Sookie Bang

Bacterial Cement
Energy and Environment

Sookie Bang invented a process that induces bacteria to create a natural, environmentally friendly cement that can be used to repair faults in rock and concrete from the inside out. 

Sookie S. Bang was born and raised in South Korea.  She graduated from Seoul National University in 1974 where she specialized in Biology, Chemistry, and Chemical Engineering, earning a BS and MS.  She came to the United States and continued her graduate studies at the University of California at Davis in 1981, where she received a PhD in Microbiology. She is now a Professor of Microbiology at the South Dakota School of Mines and Technology. 

Bang’s specialty is Bioremediation, that is, simply stated, using biology to fix things that are broken in the environment.  Specifically, for some years now Bang has been working with graduate student advisees to perfect a process of “selective microbial plugging.” 

Many types of bacteria are efficient at extracting the nitrogen they require to live from urea (the nitrogenous component of urine, produced by many microorganisms). The process produces carbon dioxide and ammonia as byproducts.  If water is also present, that ammonia will react with it to form ammonium hydroxide; if calcium is also present, that ammonium hydroxide will react with it to form crystals of calcium carbonate.  Calcium carbonate (CaCO3) is better known as limestone. 

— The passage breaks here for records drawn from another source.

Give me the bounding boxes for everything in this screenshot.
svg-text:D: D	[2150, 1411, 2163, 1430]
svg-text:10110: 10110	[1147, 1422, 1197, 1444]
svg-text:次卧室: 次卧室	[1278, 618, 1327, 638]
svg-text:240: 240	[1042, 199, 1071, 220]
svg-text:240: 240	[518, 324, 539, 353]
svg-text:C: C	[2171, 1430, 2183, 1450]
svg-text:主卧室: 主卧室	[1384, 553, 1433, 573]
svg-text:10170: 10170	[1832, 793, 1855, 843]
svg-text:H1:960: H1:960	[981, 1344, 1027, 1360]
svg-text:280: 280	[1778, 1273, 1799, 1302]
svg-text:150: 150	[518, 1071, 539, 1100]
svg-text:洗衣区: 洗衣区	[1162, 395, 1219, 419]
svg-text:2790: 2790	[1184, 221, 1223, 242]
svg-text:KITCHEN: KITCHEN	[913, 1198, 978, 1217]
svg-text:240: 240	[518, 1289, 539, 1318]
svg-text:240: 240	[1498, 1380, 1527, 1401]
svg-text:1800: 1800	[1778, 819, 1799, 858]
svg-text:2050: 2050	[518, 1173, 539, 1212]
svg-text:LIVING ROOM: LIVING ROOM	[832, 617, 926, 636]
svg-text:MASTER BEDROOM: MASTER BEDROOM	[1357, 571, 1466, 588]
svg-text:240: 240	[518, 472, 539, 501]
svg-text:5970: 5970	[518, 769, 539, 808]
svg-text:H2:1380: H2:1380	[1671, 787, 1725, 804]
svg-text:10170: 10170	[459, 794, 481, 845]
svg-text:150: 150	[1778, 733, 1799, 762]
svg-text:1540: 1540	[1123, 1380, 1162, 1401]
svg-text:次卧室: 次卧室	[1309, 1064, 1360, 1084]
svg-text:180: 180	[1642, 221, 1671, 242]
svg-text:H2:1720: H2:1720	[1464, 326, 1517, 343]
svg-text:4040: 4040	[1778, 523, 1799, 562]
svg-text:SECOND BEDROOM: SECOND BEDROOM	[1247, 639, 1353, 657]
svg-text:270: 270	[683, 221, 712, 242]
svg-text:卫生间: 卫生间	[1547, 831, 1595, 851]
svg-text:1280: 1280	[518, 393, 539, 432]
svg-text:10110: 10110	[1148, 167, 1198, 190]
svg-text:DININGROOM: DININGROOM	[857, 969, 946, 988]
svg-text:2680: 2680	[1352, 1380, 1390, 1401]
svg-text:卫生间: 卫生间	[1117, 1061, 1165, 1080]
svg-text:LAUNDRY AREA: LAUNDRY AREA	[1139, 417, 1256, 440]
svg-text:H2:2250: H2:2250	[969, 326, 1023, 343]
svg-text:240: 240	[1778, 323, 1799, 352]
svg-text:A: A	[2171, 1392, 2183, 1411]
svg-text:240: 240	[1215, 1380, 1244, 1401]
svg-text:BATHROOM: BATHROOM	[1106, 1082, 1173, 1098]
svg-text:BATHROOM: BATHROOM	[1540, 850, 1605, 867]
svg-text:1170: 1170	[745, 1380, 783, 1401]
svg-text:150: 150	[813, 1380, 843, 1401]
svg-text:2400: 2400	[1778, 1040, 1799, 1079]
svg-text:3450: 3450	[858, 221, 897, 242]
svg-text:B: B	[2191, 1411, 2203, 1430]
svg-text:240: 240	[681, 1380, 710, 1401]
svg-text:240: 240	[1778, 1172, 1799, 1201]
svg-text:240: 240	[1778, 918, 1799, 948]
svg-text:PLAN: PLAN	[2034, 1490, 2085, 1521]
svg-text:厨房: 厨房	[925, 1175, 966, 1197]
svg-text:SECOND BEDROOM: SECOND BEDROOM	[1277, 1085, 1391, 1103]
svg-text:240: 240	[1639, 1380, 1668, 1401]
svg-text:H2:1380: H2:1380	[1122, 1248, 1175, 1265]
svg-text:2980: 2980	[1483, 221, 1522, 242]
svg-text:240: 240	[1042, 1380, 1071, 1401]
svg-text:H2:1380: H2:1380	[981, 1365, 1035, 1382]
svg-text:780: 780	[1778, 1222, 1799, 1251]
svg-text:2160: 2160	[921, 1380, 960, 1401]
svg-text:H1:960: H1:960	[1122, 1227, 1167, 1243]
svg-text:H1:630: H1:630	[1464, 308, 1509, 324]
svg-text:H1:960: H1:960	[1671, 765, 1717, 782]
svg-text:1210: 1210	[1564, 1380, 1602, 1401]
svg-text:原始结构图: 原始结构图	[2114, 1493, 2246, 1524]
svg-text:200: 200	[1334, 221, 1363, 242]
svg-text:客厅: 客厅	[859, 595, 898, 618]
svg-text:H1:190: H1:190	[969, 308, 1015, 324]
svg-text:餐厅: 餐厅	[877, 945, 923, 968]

What Bang and her research teams have done in the lab is to speed up this chain reaction, which occurs in nature very slowly.  They mix two common types of soil bacteria, Bacillus pasteurii and Sporosarcina ureae, with sand and “feed” the bacteria a rich solution containing both urea and calcium chloride.  After using up the supply of nutrients, the bacteria die, but by that time, the calcium carbonate has crystalized the sand into solid limestone. 

Bang

 

Bang’s initial experiments were done in test tubes, but she has now succeeded in “growing” limestone directly within cracks in concrete blocks.  Bang’s bacterial cement has many advantages over other methods of sealing faults in concrete:  it is pollution-free and environmentally friendly, it seals from the inside out (from the bottom to the top), and it integrates with the porous concrete rather than simply filling the space in the crack. 

There is no doubt that Bang’s basic process works.  She and her graduate students are perfecting the process, finding the best nutrient solution, concentration of bacteria, and method of delivery.  When they are ready to conduct more large-scale experiments, there will be no lack of subjects. 

For example, the foundations and outer walls of older skyscrapers like the Empire State Building are devastated by cracks and fractures. These have to be repaired and rigged constantly, by metal bolts, concrete, silicone sealer, and other ad hoc methods.  Another monumental candidate for Bang’s sealer is Mount Rushmore, located not far from Bang’s school, which when seen close-up betrays the severe effects of rain and snow, wind, heat, and cold. 

To these and more modest construction repair problems, Sookie Bang’s bacterial cement may soon provide a safe, efficient, and permanent solution.